Als letztes Jahr die ersten Ausschnitte von "The Master" präsentiert wurden mit dem geraunten Hinweis, der Film handele von einem Sektengründer, da war sofort klar, was uns die Marketing-Abteilung sagen wollte: Regisseur Paul Thomas Anderson ("Boogie Nights", "There Will Be Blood") hat einen Film über den Scientology-Gründer L. Ron Hubbard gedreht. Ärger lag in der Luft und heizte die Neugierde an. Doch nach Sehen des Films wird vermutlich jeder zustimmen, dass es bei "The Master" a) nicht um L. Ron Hubbard geht und b) noch nicht einmal um die Machenschaften von Scientology und anderen, ähnlich gelagerten Sekten. Kein Wunder, dass Scientology auf den zunächst angekündigten Protest verzichtet hat. Es ist noch einmal ein besonders guter Film geworden.

Er erzählt die Geschichte von Freddie Quell (Joaquin Phoenix), der zu Beginn als Soldat der Marine im Pazifik eingesetzt ist. Doch der zweite Weltkrieg geht zu Ende, und Freddies Entlassung steht kurz bevor. Seine Kameraden und er vergnügen sich am Strand – sie haben aus Sand einen nackten Frauenkörper geformt, und Freddie tut sich hervor, indem er unter dem Gejohle der Männer Geschlechtsverkehr mit ihr simuliert. Kurz darauf sehen wir ihn masturbierend am Wasser stehen, anschließend legt er sich, nun allein am Strand, zu der Sandfrau und umarmt sie. Er ist ein seltsamer und eher unangenehmer Typ.

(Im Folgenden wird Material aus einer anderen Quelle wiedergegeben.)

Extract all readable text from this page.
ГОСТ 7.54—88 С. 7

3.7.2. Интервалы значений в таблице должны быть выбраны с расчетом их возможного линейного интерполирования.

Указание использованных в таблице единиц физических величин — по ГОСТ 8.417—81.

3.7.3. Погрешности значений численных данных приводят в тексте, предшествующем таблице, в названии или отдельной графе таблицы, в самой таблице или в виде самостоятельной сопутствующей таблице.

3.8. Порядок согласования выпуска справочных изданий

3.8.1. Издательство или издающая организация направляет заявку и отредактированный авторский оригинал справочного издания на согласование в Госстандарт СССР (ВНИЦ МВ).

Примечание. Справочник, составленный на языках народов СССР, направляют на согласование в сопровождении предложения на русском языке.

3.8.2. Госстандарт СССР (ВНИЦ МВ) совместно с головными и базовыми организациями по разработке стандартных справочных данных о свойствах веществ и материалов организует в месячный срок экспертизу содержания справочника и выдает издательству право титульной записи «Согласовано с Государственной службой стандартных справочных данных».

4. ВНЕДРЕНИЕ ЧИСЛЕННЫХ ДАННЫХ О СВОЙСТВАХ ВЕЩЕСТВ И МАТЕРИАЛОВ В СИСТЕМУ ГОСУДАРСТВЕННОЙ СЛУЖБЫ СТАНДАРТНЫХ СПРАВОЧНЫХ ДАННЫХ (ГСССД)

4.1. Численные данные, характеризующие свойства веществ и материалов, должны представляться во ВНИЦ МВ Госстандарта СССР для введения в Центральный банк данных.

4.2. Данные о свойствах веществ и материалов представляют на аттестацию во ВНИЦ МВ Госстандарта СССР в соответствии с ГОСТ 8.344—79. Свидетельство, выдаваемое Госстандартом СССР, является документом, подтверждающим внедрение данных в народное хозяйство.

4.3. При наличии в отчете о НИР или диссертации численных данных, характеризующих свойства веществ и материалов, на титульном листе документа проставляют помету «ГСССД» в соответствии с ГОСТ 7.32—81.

Während der Überfahrt nach San Francisco wird dann seine große Schwäche offenbar: Freddie ist ein harter Trinker und mischt bedenkenlos Whisky, Wodka und was sonst noch zur Hand ist mit alkoholhaltigen Lösungen wie etwa Farbverdünner oder Fundstücken aus dem Medizinschrank. In einer Szene zapft er einen Torpedo an und verwendet dessen Treibstoff zum Aufpeppen seiner Drinks.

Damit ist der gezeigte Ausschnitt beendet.